It seems unfair to simply classify Elliott Sharp as a musician and composer, which he certainly is. It should also be mentioned that he is a writer, artist, instrument maker, teacher and producer.
But more than that, his head is a laboratory of ideas that constantly manifest themselves in an incredible variety of projects. He has released over 85 records that run the gamut from relatively simple blues to avant-garde jazz to pure noise.
Sharp’s many collaboration partners include Debbie Harry, Sonny Sharrock, the Kronos Quartet, Christian Marclay and Nusrat Fateh Ali Khan, but that’s just the short list – and that doesn’t include film scores and installations. sound. As stated in his biography, he was “the first to apply fractal geometry, chaos theory and genetic metaphors to musical composition and interaction”.
It might sound intimidating to the casual listener, but Sharp doesn’t mind if you don’t understand everything.
“Listening to me is a process of psycho-acoustic chemical change,” he explains. “When you hear things, you react in ways that you’re not always aware of. I’m interested in how to invoke in listeners what the game does in terms of my own psychological chemistry. Acting is a transformative experience, just like listening.
Sitting in his East Village studio, where he’s been based for decades, Sharp recalls playing piano in a recital at Carnegie Hall when he was 7, switching to classical clarinet and having learned the electric guitar as a teenager in 1968.
He says the Ramones changed his life when he heard them in Buffalo in the late 70s and one of the reasons he came to New York in 1979 was the compilation No New York, a vinyl record of post-punk noise that Creem magazine called “Fiercely avant-garde and aggressively ugly music.”
“The first person I met in New York was Dave Hofstra,” Sharp recalled. “I asked him, what are you doing? He told me he was in The Contortions (one of the No New York bands) and I knew I was in the right place.

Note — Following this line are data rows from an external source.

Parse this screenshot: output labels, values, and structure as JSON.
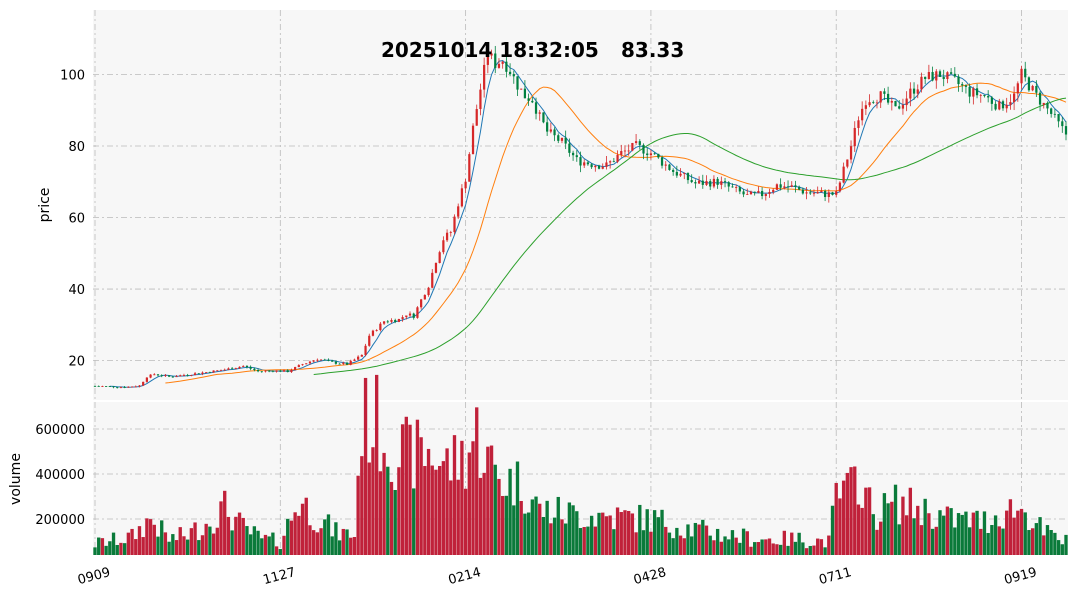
{
  "chart_data": {
    "type": "candlestick",
    "title_date": "20251014 18:32:05",
    "title_price": "83.33",
    "price_panel": {
      "ylabel": "price",
      "ylim": [
        9,
        118
      ],
      "yticks": [
        20,
        40,
        60,
        80,
        100
      ]
    },
    "volume_panel": {
      "ylabel": "volume",
      "ylim": [
        40000,
        720000
      ],
      "yticks": [
        200000,
        400000,
        600000
      ],
      "ytick_labels": [
        "200000",
        "400000",
        "600000"
      ]
    },
    "xlim": [
      0,
      262
    ],
    "xticks": [
      {
        "index": 0,
        "label": "0909"
      },
      {
        "index": 50,
        "label": "1127"
      },
      {
        "index": 100,
        "label": "0214"
      },
      {
        "index": 150,
        "label": "0428"
      },
      {
        "index": 200,
        "label": "0711"
      },
      {
        "index": 250,
        "label": "0919"
      }
    ],
    "price_keypoints": [
      [
        0,
        12.9
      ],
      [
        8,
        12.6
      ],
      [
        12,
        13.0
      ],
      [
        14,
        15.5
      ],
      [
        16,
        16.2
      ],
      [
        20,
        15.5
      ],
      [
        28,
        16.5
      ],
      [
        35,
        17.5
      ],
      [
        40,
        18.5
      ],
      [
        44,
        17.0
      ],
      [
        48,
        17.2
      ],
      [
        52,
        17.0
      ],
      [
        56,
        19.0
      ],
      [
        60,
        20.5
      ],
      [
        64,
        19.5
      ],
      [
        68,
        19.0
      ],
      [
        72,
        21.5
      ],
      [
        74,
        27.0
      ],
      [
        78,
        31.0
      ],
      [
        82,
        31.5
      ],
      [
        84,
        33.0
      ],
      [
        86,
        32.5
      ],
      [
        88,
        37.0
      ],
      [
        90,
        41.0
      ],
      [
        92,
        48.0
      ],
      [
        94,
        54.0
      ],
      [
        96,
        56.0
      ],
      [
        98,
        64.0
      ],
      [
        100,
        71.0
      ],
      [
        102,
        85.0
      ],
      [
        104,
        96.0
      ],
      [
        106,
        106.0
      ],
      [
        108,
        103.0
      ],
      [
        110,
        104.0
      ],
      [
        112,
        101.0
      ],
      [
        114,
        97.0
      ],
      [
        116,
        94.0
      ],
      [
        118,
        93.0
      ],
      [
        120,
        88.0
      ],
      [
        122,
        84.0
      ],
      [
        126,
        81.0
      ],
      [
        130,
        76.0
      ],
      [
        134,
        75.0
      ],
      [
        138,
        74.5
      ],
      [
        142,
        78.0
      ],
      [
        146,
        80.0
      ],
      [
        150,
        78.0
      ],
      [
        156,
        73.0
      ],
      [
        162,
        69.5
      ],
      [
        168,
        70.0
      ],
      [
        172,
        68.0
      ],
      [
        176,
        66.0
      ],
      [
        180,
        66.5
      ],
      [
        184,
        69.0
      ],
      [
        188,
        68.5
      ],
      [
        192,
        67.0
      ],
      [
        198,
        66.5
      ],
      [
        200,
        66.5
      ],
      [
        204,
        80.0
      ],
      [
        206,
        88.0
      ],
      [
        208,
        93.0
      ],
      [
        212,
        94.0
      ],
      [
        216,
        90.0
      ],
      [
        220,
        95.0
      ],
      [
        224,
        99.0
      ],
      [
        228,
        100.0
      ],
      [
        232,
        98.0
      ],
      [
        236,
        95.0
      ],
      [
        240,
        94.0
      ],
      [
        244,
        91.0
      ],
      [
        248,
        94.0
      ],
      [
        250,
        100.0
      ],
      [
        254,
        94.0
      ],
      [
        258,
        89.0
      ],
      [
        260,
        86.0
      ],
      [
        262,
        83.33
      ]
    ],
    "volume_keypoints": [
      [
        0,
        90000
      ],
      [
        10,
        120000
      ],
      [
        15,
        200000
      ],
      [
        20,
        110000
      ],
      [
        25,
        130000
      ],
      [
        30,
        180000
      ],
      [
        35,
        250000
      ],
      [
        40,
        160000
      ],
      [
        45,
        110000
      ],
      [
        50,
        100000
      ],
      [
        55,
        280000
      ],
      [
        60,
        210000
      ],
      [
        65,
        140000
      ],
      [
        70,
        130000
      ],
      [
        72,
        640000
      ],
      [
        76,
        630000
      ],
      [
        80,
        510000
      ],
      [
        85,
        480000
      ],
      [
        90,
        500000
      ],
      [
        95,
        440000
      ],
      [
        100,
        480000
      ],
      [
        103,
        580000
      ],
      [
        106,
        460000
      ],
      [
        110,
        370000
      ],
      [
        115,
        360000
      ],
      [
        120,
        240000
      ],
      [
        130,
        220000
      ],
      [
        140,
        210000
      ],
      [
        150,
        200000
      ],
      [
        160,
        160000
      ],
      [
        170,
        130000
      ],
      [
        180,
        110000
      ],
      [
        190,
        110000
      ],
      [
        198,
        100000
      ],
      [
        200,
        300000
      ],
      [
        204,
        330000
      ],
      [
        206,
        400000
      ],
      [
        210,
        220000
      ],
      [
        216,
        270000
      ],
      [
        222,
        250000
      ],
      [
        230,
        200000
      ],
      [
        240,
        190000
      ],
      [
        248,
        250000
      ],
      [
        252,
        220000
      ],
      [
        256,
        140000
      ],
      [
        262,
        100000
      ]
    ],
    "moving_averages": [
      {
        "window": 5,
        "color": "#1f77b4"
      },
      {
        "window": 20,
        "color": "#ff7f0e"
      },
      {
        "window": 60,
        "color": "#2ca02c"
      }
    ],
    "colors": {
      "up": "#d62728",
      "down": "#008040",
      "up_volume": "#c0213a",
      "down_volume": "#0a7a3a",
      "grid": "#bbbbbb",
      "panel_bg": "#f5f5f5"
    }
  }
}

Sharp was then playing more sax than guitar and took gigs as a bassist, eventually learning the viola and cello while experimenting with the synthesizer and various electronics along the way. Not satisfied with readily available instruments, Sharp created their own line of “Mutantum” guitars and other Frankenstein creations from salvaged guitars and, well, anything that worked.
“Constructed entirely from elements of the garbage can,” Sharp explains, the “violameriyah” is a mixture of a fiddle, a dulcimer and the sumsumiyah, a Bedouin instrument.
“I get some pretty amazing and indescribable sounds out of it,” he says.
Also note the “Arches H-Line”.
“I built it as a tribute to the great luthier and improviser Hans Reichel who was a friend and colleague,” he says. “The name is an anagram of his name. It’s more of a sound source – it’s not tuned to anything in western intonation. It might look like a zither or some weird Star Trek prop.
Sharp, who is not one to sit still, is in the midst of a number of projects. In addition to releasing other people’s music on his label, zOaR Records, two books will join his previously released memoir “IrRational Music”: “Feedback,” about consciousness and sound, and “Sky Road Stories,” life stories on tour. He has just completed a formal composition entitled “Network” which includes a mixture of notation and abstract and open-ended instructions for 16 musicians.
Next comes a commission from the Multiple Joy(ce) Orchestra which will make its German debut in October. A third album with Helene Breschand as Chansons de Crepescule is nearing completion and a new project with frequent collaborator Eric Mingus, “Fourth Blood Moon”, is also in the works. The duo will perform at Rockwood Music Hall on October 6.
“The pandemic worked for me,” he admits. “I’m quite a compulsive workaholic. I find that each idea feeds another. My ideas come from reading or simply from walking. Often, while walking along the East River, I have formed the seeds of a composition.
These compositions can be the seed of ideas for his string quartets, which he considers probably his most difficult work, or the more accessible cds of Terraplane, which are a good starting point if you’re looking for old-school blues. played in a very modern way.
As for his approach to almost everything, Sharp is determined to throw the cards down and not just find new routes, but create his own.
“People worry too much about grades,” he muses, concluding. “Notes are just a certain narrow sound frame.”